My Uncle Bill smoked. My Aunt Hazel didn’t. Hazel died first. She died, as her mother died, of a stroke. Uncle Bill died of a broken heart three years later. Bill continued to smoke, despite severe emphysema or COPD that developed after Aunt Hazel died, until his dying day.

When I met Gretta McCombs, she smoked True Menthol cigarettes and I smoked a pipe. Gretta quit smoking shortly after we were married. I continued to smoke a pipe until Gretta was diagnosed with a heart condition. I quit smoking for more than ten years as Gretta’s heart conditioned worsened. When Gretta died, I was a certified hypnotist who had helped hundreds, perhaps thousands, of people stop smoking. I stopped doing hypnosis the year after Gretta died.

The first thing I did, however, after Gretta died of a massive heart attack on January 31, 2012 (after the paramedics and doctors and police officers and the coroner’s examiner left the house and I had helped the lone funeral home employee carry Gretta’s bagged body downstairs and out to the hearse), was walk to the nearest convenience store to buy a package of cigarettes and a lighter. I smoked two Camel cigarettes on the long walk home.

Now let’s go back to when my mother died. I was away at the University of Illinois where I majored in physics (Dr. Dale Compton, the laser researcher, was my faculty adviser) and minored in journalism. I worked nights on the Daily Illini newspaper with Roger Ebert. I had a daily 2-hour radio show on WPGU. I was on the U of I varsity rifle team and we traveled to other Big Ten universities every weekend where we fired in competition. I had no time nor desire to smoke at all in those days.

My father didn’t want to disrupt my education with worries of home, so he deliberately neglected to tell me that my mother was dying. I discovered the fact that my mother had only days to live when I telephoned home person-to-person collect and asked to speak with my mother. I heard my father tell the long-distance operator that my mother was in the hospital and could not accept the call. The operator inquired when my mother would be available, and my father said, “Never. She’s dying.” I told the operator I would pay the charges myself. I talked with my father who broke down in tears and told me everything.

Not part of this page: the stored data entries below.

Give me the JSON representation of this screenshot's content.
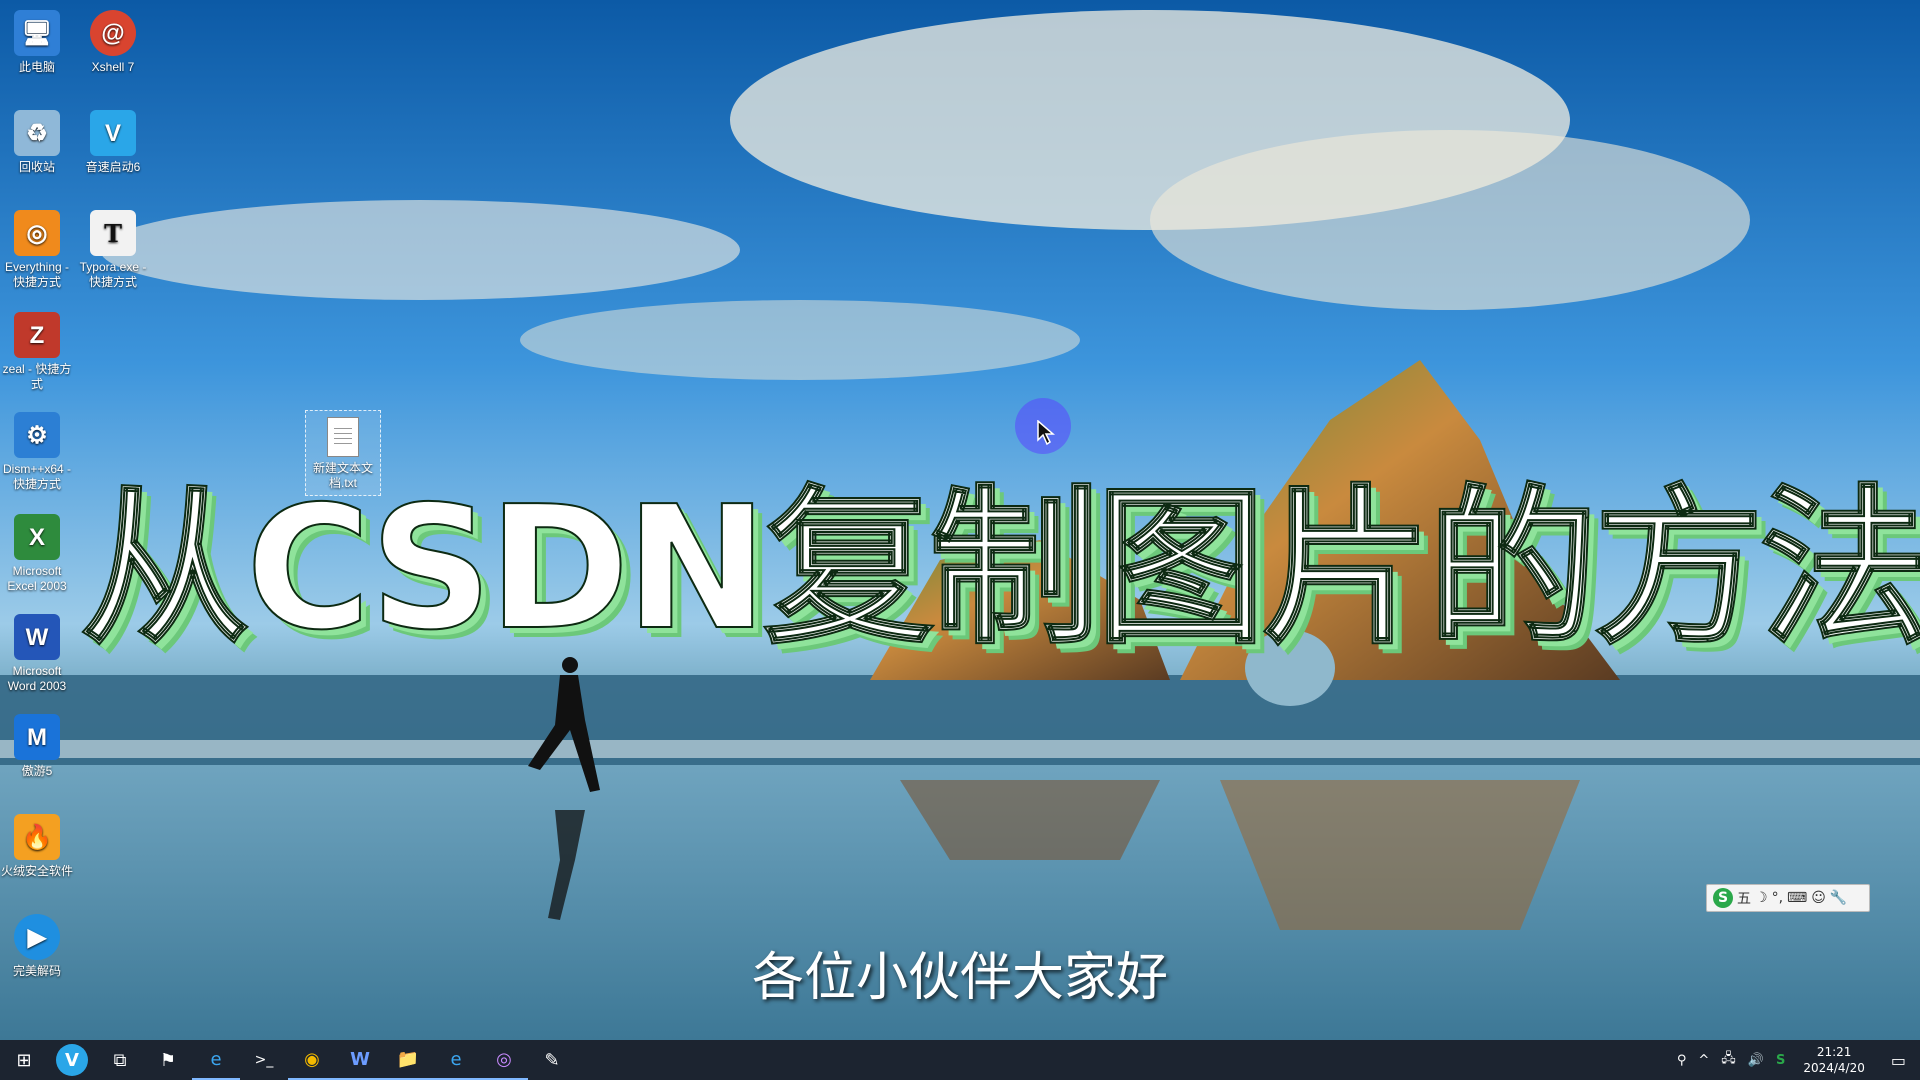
{
  "desktop": {
    "icons": [
      {
        "label": "此电脑",
        "glyph": "🖥",
        "color": "#2f7fd6"
      },
      {
        "label": "Xshell 7",
        "glyph": "@",
        "color": "#d9442f"
      },
      {
        "label": "回收站",
        "glyph": "♻",
        "color": "#8fb8d8"
      },
      {
        "label": "音速启动6",
        "glyph": "V",
        "color": "#2aa6e8"
      },
      {
        "label": "Everything - 快捷方式",
        "glyph": "◎",
        "color": "#f08a1c"
      },
      {
        "label": "Typora.exe - 快捷方式",
        "glyph": "T",
        "color": "#f2f2f2"
      },
      {
        "label": "zeal - 快捷方式",
        "glyph": "Z",
        "color": "#c0392b"
      },
      {
        "label": "Dism++x64 - 快捷方式",
        "glyph": "⚙",
        "color": "#2c7fd4"
      },
      {
        "label": "Microsoft Excel 2003",
        "glyph": "X",
        "color": "#2e8b3d"
      },
      {
        "label": "Microsoft Word 2003",
        "glyph": "W",
        "color": "#2456b8"
      },
      {
        "label": "傲游5",
        "glyph": "M",
        "color": "#1a73d9"
      },
      {
        "label": "火绒安全软件",
        "glyph": "🔥",
        "color": "#f4a021"
      },
      {
        "label": "完美解码",
        "glyph": "▶",
        "color": "#1f8fe0"
      }
    ],
    "selected_file": {
      "label": "新建文本文档.txt"
    }
  },
  "overlay": {
    "title": "从CSDN复制图片的方法",
    "subtitle": "各位小伙伴大家好"
  },
  "ime": {
    "logo": "S",
    "mode": "五",
    "items": [
      "☽",
      "°,",
      "⌨",
      "☺",
      "🔧"
    ]
  },
  "taskbar": {
    "apps": [
      {
        "name": "start",
        "glyph": "⊞"
      },
      {
        "name": "search",
        "glyph": "V"
      },
      {
        "name": "task-view",
        "glyph": "⧉"
      },
      {
        "name": "flag",
        "glyph": "⚑"
      },
      {
        "name": "edge",
        "glyph": "e"
      },
      {
        "name": "terminal",
        "glyph": ">_"
      },
      {
        "name": "chrome",
        "glyph": "◉"
      },
      {
        "name": "word",
        "glyph": "W"
      },
      {
        "name": "explorer",
        "glyph": "📁"
      },
      {
        "name": "edge-2",
        "glyph": "e"
      },
      {
        "name": "obs",
        "glyph": "◎"
      },
      {
        "name": "app",
        "glyph": "✎"
      }
    ],
    "tray": {
      "icons": [
        "⚲",
        "^",
        "🖧",
        "🔊",
        "S"
      ],
      "time": "21:21",
      "date": "2024/4/20"
    }
  }
}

I rushed to catch the next Greyhound bus home. I was able to briefly speak with my mother at the hospital before she lapsed into coma. She passed away two days later.

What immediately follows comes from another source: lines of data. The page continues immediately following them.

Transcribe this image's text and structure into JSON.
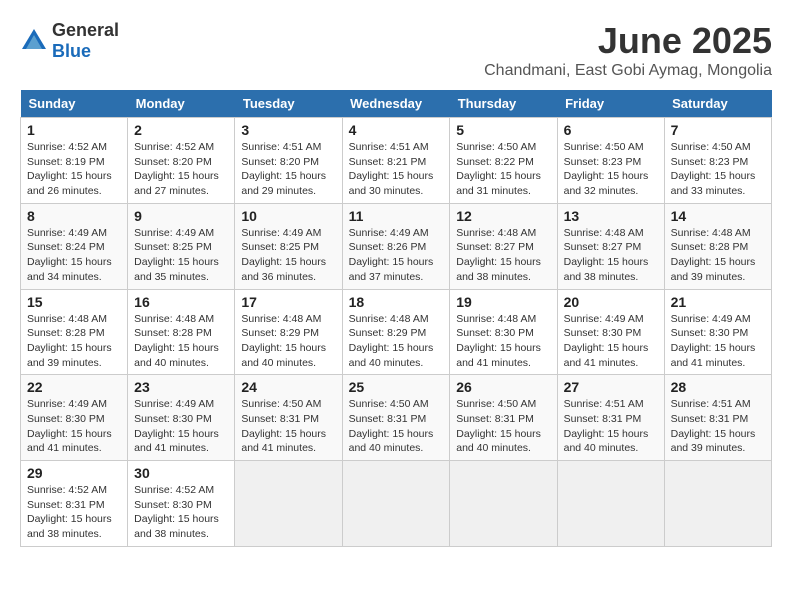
{
  "logo": {
    "general": "General",
    "blue": "Blue"
  },
  "title": "June 2025",
  "location": "Chandmani, East Gobi Aymag, Mongolia",
  "headers": [
    "Sunday",
    "Monday",
    "Tuesday",
    "Wednesday",
    "Thursday",
    "Friday",
    "Saturday"
  ],
  "weeks": [
    [
      {
        "day": "1",
        "sunrise": "4:52 AM",
        "sunset": "8:19 PM",
        "daylight": "15 hours and 26 minutes."
      },
      {
        "day": "2",
        "sunrise": "4:52 AM",
        "sunset": "8:20 PM",
        "daylight": "15 hours and 27 minutes."
      },
      {
        "day": "3",
        "sunrise": "4:51 AM",
        "sunset": "8:20 PM",
        "daylight": "15 hours and 29 minutes."
      },
      {
        "day": "4",
        "sunrise": "4:51 AM",
        "sunset": "8:21 PM",
        "daylight": "15 hours and 30 minutes."
      },
      {
        "day": "5",
        "sunrise": "4:50 AM",
        "sunset": "8:22 PM",
        "daylight": "15 hours and 31 minutes."
      },
      {
        "day": "6",
        "sunrise": "4:50 AM",
        "sunset": "8:23 PM",
        "daylight": "15 hours and 32 minutes."
      },
      {
        "day": "7",
        "sunrise": "4:50 AM",
        "sunset": "8:23 PM",
        "daylight": "15 hours and 33 minutes."
      }
    ],
    [
      {
        "day": "8",
        "sunrise": "4:49 AM",
        "sunset": "8:24 PM",
        "daylight": "15 hours and 34 minutes."
      },
      {
        "day": "9",
        "sunrise": "4:49 AM",
        "sunset": "8:25 PM",
        "daylight": "15 hours and 35 minutes."
      },
      {
        "day": "10",
        "sunrise": "4:49 AM",
        "sunset": "8:25 PM",
        "daylight": "15 hours and 36 minutes."
      },
      {
        "day": "11",
        "sunrise": "4:49 AM",
        "sunset": "8:26 PM",
        "daylight": "15 hours and 37 minutes."
      },
      {
        "day": "12",
        "sunrise": "4:48 AM",
        "sunset": "8:27 PM",
        "daylight": "15 hours and 38 minutes."
      },
      {
        "day": "13",
        "sunrise": "4:48 AM",
        "sunset": "8:27 PM",
        "daylight": "15 hours and 38 minutes."
      },
      {
        "day": "14",
        "sunrise": "4:48 AM",
        "sunset": "8:28 PM",
        "daylight": "15 hours and 39 minutes."
      }
    ],
    [
      {
        "day": "15",
        "sunrise": "4:48 AM",
        "sunset": "8:28 PM",
        "daylight": "15 hours and 39 minutes."
      },
      {
        "day": "16",
        "sunrise": "4:48 AM",
        "sunset": "8:28 PM",
        "daylight": "15 hours and 40 minutes."
      },
      {
        "day": "17",
        "sunrise": "4:48 AM",
        "sunset": "8:29 PM",
        "daylight": "15 hours and 40 minutes."
      },
      {
        "day": "18",
        "sunrise": "4:48 AM",
        "sunset": "8:29 PM",
        "daylight": "15 hours and 40 minutes."
      },
      {
        "day": "19",
        "sunrise": "4:48 AM",
        "sunset": "8:30 PM",
        "daylight": "15 hours and 41 minutes."
      },
      {
        "day": "20",
        "sunrise": "4:49 AM",
        "sunset": "8:30 PM",
        "daylight": "15 hours and 41 minutes."
      },
      {
        "day": "21",
        "sunrise": "4:49 AM",
        "sunset": "8:30 PM",
        "daylight": "15 hours and 41 minutes."
      }
    ],
    [
      {
        "day": "22",
        "sunrise": "4:49 AM",
        "sunset": "8:30 PM",
        "daylight": "15 hours and 41 minutes."
      },
      {
        "day": "23",
        "sunrise": "4:49 AM",
        "sunset": "8:30 PM",
        "daylight": "15 hours and 41 minutes."
      },
      {
        "day": "24",
        "sunrise": "4:50 AM",
        "sunset": "8:31 PM",
        "daylight": "15 hours and 41 minutes."
      },
      {
        "day": "25",
        "sunrise": "4:50 AM",
        "sunset": "8:31 PM",
        "daylight": "15 hours and 40 minutes."
      },
      {
        "day": "26",
        "sunrise": "4:50 AM",
        "sunset": "8:31 PM",
        "daylight": "15 hours and 40 minutes."
      },
      {
        "day": "27",
        "sunrise": "4:51 AM",
        "sunset": "8:31 PM",
        "daylight": "15 hours and 40 minutes."
      },
      {
        "day": "28",
        "sunrise": "4:51 AM",
        "sunset": "8:31 PM",
        "daylight": "15 hours and 39 minutes."
      }
    ],
    [
      {
        "day": "29",
        "sunrise": "4:52 AM",
        "sunset": "8:31 PM",
        "daylight": "15 hours and 38 minutes."
      },
      {
        "day": "30",
        "sunrise": "4:52 AM",
        "sunset": "8:30 PM",
        "daylight": "15 hours and 38 minutes."
      },
      null,
      null,
      null,
      null,
      null
    ]
  ]
}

My father and I commiserated by smoking. I bought a Dr. Grabow briar pipe and a pouch of Cherry Blend smoking tobacco. Dad smoked his Pall Malls and I smoked my pipe. I learned that dad had upped his smoking to four packs a day instead of his usual one pack a day while mom was hospitalized. He did cut back to two packs a day after mom’s funeral. Dad and I rode in an Illinois Central smoking car back to the University so I could take my final exams which began the day after mom’s funeral.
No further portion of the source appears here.